Liking the idea, and being afraid of the dark when it comes to anything resembling murder, I told the taxi driver I had had a vision and asked him to go to the address of the Homicide Squad on West Twentieth Street. There by good luck I found that Purley Stebbins, my favorite sergeant, was on hand, and he obligingly got what I wanted with only three or four growls. A phone call to a brother sergeant downtown brought the information that the death of Waldo Wilmot Moore had occurred around midnight on December 4. The body had been discovered by a man and wife on Thirty-ninth Street a hundred and twenty feet east of Eleventh Avenue. The wife had phoned in while the man stood by, and a radio car had arrived on the scene at one-nineteen A.M. on December 5. It was a DOA, dead on arrival, with Moore’s head crushed and his legs broken. The car that hit him had been found the next morning, parked on West Ninety-fifth Street near Broadway. It was hot, having been stolen the evening of the fourth from where it was parked on West Fifty-fourth Street. Its owner had been checked up and down and backwards and forwards, and was out of it. No witnesses to the accident had been found, but the post-mortem report, plus laboratory examination of various particles clinging to the tires and fender of the stolen car, had satisfied everybody as to what had happened. It was filed as a routine hit-and-run and was still open. After the phone call Purley went through a door, and came back in a couple of minutes and told me that Homicide still had it and was working on it.

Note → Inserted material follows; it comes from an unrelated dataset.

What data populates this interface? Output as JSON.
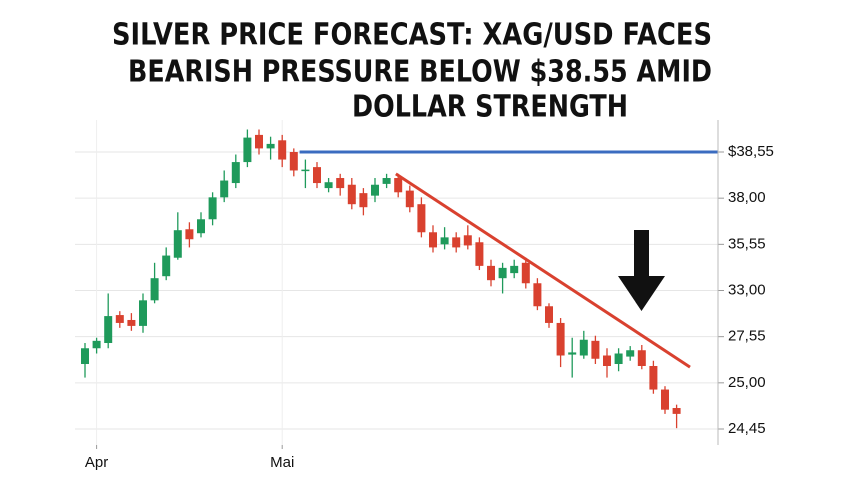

“Yeah,” I grinned at him, “I can imagine it-conferences, minute clues subjected to severe scrutiny, ten of your best men turning over stones all the way-” Purley pronounced a word. Having granted my slightest wish, he sneered, “Come and take my desk and do it. Now give. Who’s your client?” I shook my head. “About that noise you use for a voice, I know how you got it.

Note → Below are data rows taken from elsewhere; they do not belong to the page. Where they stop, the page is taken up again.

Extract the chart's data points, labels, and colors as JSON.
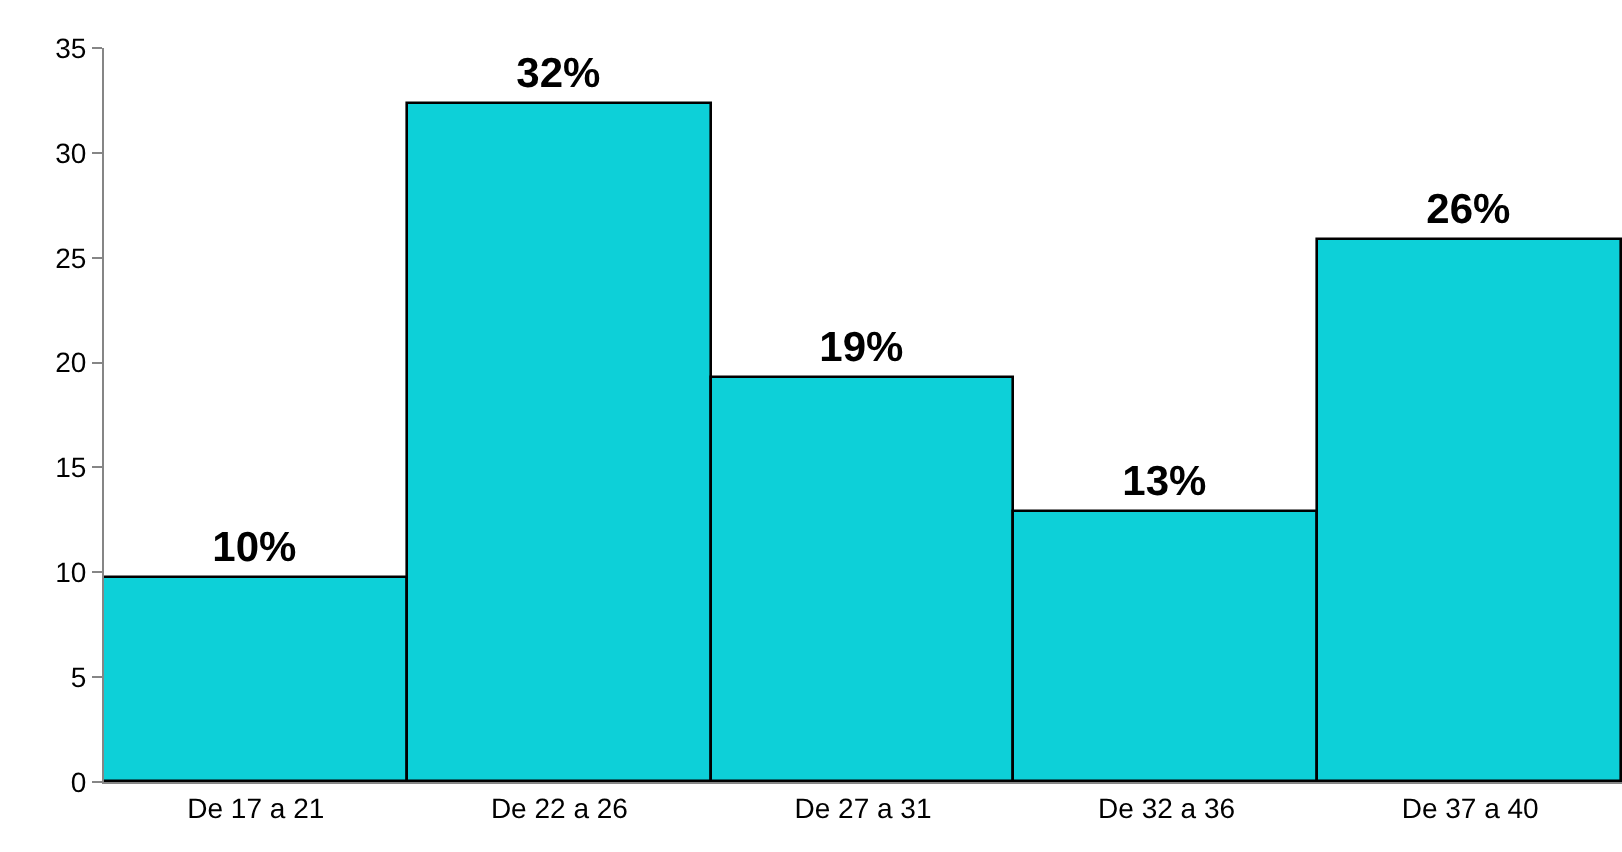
{
  "chart_data": {
    "type": "bar",
    "categories": [
      "De 17 a 21",
      "De 22 a 26",
      "De 27 a 31",
      "De 32 a 36",
      "De 37 a 40"
    ],
    "values": [
      9.7,
      32.3,
      19.3,
      12.9,
      25.8
    ],
    "value_labels": [
      "10%",
      "32%",
      "19%",
      "13%",
      "26%"
    ],
    "color": "#0dd0d8",
    "ylim": [
      0,
      35
    ],
    "yticks": [
      0,
      5,
      10,
      15,
      20,
      25,
      30,
      35
    ]
  }
}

Your mother had a longing for nutmeg graters when she was carrying you. It might be, say, an insurance company.” “Nuts. No insurance company pays Nero Wolfe prices. Who invited you in?” “Nothing for now.” I got erect. “Somebody had a dream, that’s all. If and when anything for the teeth is brought on, we’ll see that you get a bite. Much obliged, and give my love to your boss.” But I had a chance to do my own love-giving. On my way out there he was, striding in from the entrance, Inspector Cramer himself, concentrated and in a hurry.